Community First! Village took a great deal of time to get off the ground, from 2004 when the vision was first proposed, Mobile Loaves & Fishes explained that Phase I of the village took more than a decade. But with this new technology, it’s likely that Phase II could be completed in just a couple of years.


“That’s the beauty of the scalability of technology, that’s the beauty of the scalability of innovation,” said Alan Graham, founder and CEO of Mobile Loaves & Fishes. “And then when you look at what it takes to actually build a house in a conventional way — a month — and be able to reduce that to days, it’s unbelievable.”


“This is going to create one of the most extraordinary movements in the United States of America,” he said emphatically.

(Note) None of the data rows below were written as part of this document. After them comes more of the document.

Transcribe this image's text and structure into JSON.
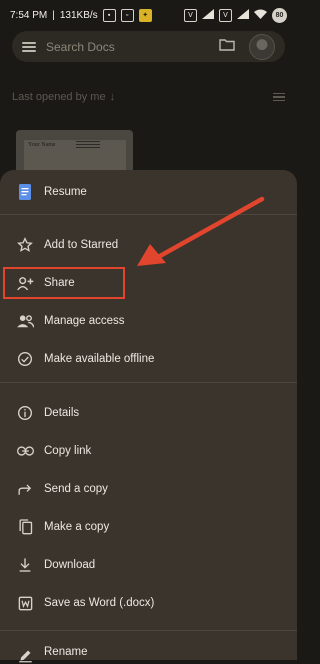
{
  "status_bar": {
    "time": "7:54 PM",
    "network_speed": "131KB/s",
    "battery": "80"
  },
  "search": {
    "placeholder": "Search Docs"
  },
  "list_header": {
    "sort_label": "Last opened by me"
  },
  "thumbnail": {
    "title": "Your Name"
  },
  "menu": {
    "items": [
      {
        "label": "Resume",
        "icon": "docs-icon"
      },
      {
        "label": "Add to Starred",
        "icon": "star-icon"
      },
      {
        "label": "Share",
        "icon": "person-add-icon"
      },
      {
        "label": "Manage access",
        "icon": "people-icon"
      },
      {
        "label": "Make available offline",
        "icon": "offline-check-icon"
      },
      {
        "label": "Details",
        "icon": "info-icon"
      },
      {
        "label": "Copy link",
        "icon": "link-icon"
      },
      {
        "label": "Send a copy",
        "icon": "forward-icon"
      },
      {
        "label": "Make a copy",
        "icon": "copy-icon"
      },
      {
        "label": "Download",
        "icon": "download-icon"
      },
      {
        "label": "Save as Word (.docx)",
        "icon": "word-icon"
      },
      {
        "label": "Rename",
        "icon": "edit-icon"
      }
    ]
  },
  "colors": {
    "annotation": "#e2452d",
    "sheet_background": "#3b342c",
    "docs_blue": "#5b8fe8"
  }
}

“ICON is pushing the envelope and is technologically laying out a new way of looking at how we build homes,” said Alan Graham, founder and CEO of Mobile Loaves & Fishes in a release. “Community First! Village is the perfect place on the planet to experiment with this approach. One of our desires is that this partnership with ICON will grow so deep that we’re able to leverage this technology to someday build all of our micro-homes in future phases of the Village.”


Getting housing, Graham explained, is life-changing for individuals who have been experiencing homelessness.


“Because for the first time they feel connected into a community as opposed to being despised and outcast and put out on the furthest fringes of the community –like we treat our neighbors on our street corners now,” he explained.


The U.S.’s first 3D printed home was created when ICON unveiled this technology at South by Southwest this year, creating the first 3D printed home in the country on Chicon Street in Austin.


U.S. Congressman Lloyd Doggett (D-Austin) had a chance to tour this home last week.


“One of the best ways to solve homelessness is with homes,” Doggett said in a statement to KXAN. “These 3D homes by Community First and ICON are a strong step toward bridging the housing affordability gap for multiple communities—and delivering results swiftly.”


Jason Ballard, ICON’s co-founder and CEO explained that his company believes this house is proof that 3D printed homes could be created on a larger scale. ICON believes that these type of homes can make construction go faster, with smaller costs, less waste, and better home performance.


“When we first started this business and we told people we were going to tackle affordability and resiliency and all these things they were you know understandably skeptical and we realized, we just gotta put houses on the ground to prove that this is the real deal,” Ballard said from inside this newly unveiled home. “And I’m standing here and I would happily live in this house.”